Notes on Making the “Box” Transparent

The paper [1] appeared at the USENIX Annual Technical Conference, a great home for seriously practical work.

The motivating question: What bottlenecked the performance of the Flash web server [2]? But first, we need to discuss blocking vs. non-blocking system calls.

Blocking vs. Non-blocking

A system call blocks if it can cause the calling process to become unrunnable. (We then say the process has blocked.)

Some system calls inherently block: the purpose of sleep, for example, is to block the calling process. However, other system calls block by convention. Take open, for example. open cannot complete until the kernel knows whether the file exists, has the right type, and the calling process has sufficient permissions to open it. Finding these things out might require reading data from disk or elsewhere, so the open implementation blocks the calling process until the necessary data is available.
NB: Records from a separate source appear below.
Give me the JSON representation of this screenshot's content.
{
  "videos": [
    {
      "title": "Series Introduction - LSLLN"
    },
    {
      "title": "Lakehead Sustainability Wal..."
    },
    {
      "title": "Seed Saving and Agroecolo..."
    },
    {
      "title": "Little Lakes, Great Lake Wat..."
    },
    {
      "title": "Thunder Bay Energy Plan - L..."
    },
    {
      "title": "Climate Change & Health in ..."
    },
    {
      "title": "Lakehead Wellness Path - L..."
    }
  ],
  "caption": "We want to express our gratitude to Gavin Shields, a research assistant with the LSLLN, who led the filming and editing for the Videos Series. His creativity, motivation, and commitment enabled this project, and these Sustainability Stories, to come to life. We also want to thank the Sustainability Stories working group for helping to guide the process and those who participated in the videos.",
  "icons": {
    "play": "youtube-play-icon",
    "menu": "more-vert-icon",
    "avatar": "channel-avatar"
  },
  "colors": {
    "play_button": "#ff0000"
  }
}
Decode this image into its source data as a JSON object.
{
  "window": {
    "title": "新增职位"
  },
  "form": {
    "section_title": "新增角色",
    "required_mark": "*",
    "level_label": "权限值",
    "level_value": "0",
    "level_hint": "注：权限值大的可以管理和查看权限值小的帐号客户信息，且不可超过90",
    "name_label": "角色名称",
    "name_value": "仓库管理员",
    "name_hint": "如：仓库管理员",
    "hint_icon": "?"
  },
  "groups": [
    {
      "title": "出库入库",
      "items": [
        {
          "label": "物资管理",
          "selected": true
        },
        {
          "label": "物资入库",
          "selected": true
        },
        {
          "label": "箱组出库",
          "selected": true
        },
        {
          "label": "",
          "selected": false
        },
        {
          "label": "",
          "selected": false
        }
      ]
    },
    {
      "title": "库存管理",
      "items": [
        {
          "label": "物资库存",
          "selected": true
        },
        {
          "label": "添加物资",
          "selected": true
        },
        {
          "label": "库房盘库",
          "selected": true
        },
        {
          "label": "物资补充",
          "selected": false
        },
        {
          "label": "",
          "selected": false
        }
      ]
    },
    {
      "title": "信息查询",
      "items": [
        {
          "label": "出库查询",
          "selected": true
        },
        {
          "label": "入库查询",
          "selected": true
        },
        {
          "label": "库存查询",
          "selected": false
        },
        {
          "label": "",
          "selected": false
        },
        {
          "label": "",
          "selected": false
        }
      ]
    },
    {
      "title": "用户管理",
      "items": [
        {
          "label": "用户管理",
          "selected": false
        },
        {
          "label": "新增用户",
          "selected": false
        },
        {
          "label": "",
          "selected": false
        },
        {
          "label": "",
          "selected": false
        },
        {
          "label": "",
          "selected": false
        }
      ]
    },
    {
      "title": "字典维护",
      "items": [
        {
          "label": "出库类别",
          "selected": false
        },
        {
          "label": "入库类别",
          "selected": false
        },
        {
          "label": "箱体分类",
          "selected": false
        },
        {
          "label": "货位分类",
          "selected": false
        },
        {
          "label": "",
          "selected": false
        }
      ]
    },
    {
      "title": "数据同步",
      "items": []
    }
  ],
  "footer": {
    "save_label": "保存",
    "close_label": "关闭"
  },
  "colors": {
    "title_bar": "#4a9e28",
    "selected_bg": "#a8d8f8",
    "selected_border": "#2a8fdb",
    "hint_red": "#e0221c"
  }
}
But this is not the only possible design! open could return a distinguished value if it couldn’t complete yet—say, an EAGAIN error. Then the kernel could load the relevant data in the background, leaving the calling process responsible for retrying the open later. This application retry approach is called polling or non-blocking I/O.

In a pure polling system, applications never block. An application always remains schedulable and retries the system call until it succeeds, like an annoying four-year-old: “Are we there yet? Are we there yet? Are we there yet? Are we there yet? Are we there yet?” Pure polling often causes utilization problems: the CPU is kept busy answering uninteresting questions, causing lots of context switches and wasted time.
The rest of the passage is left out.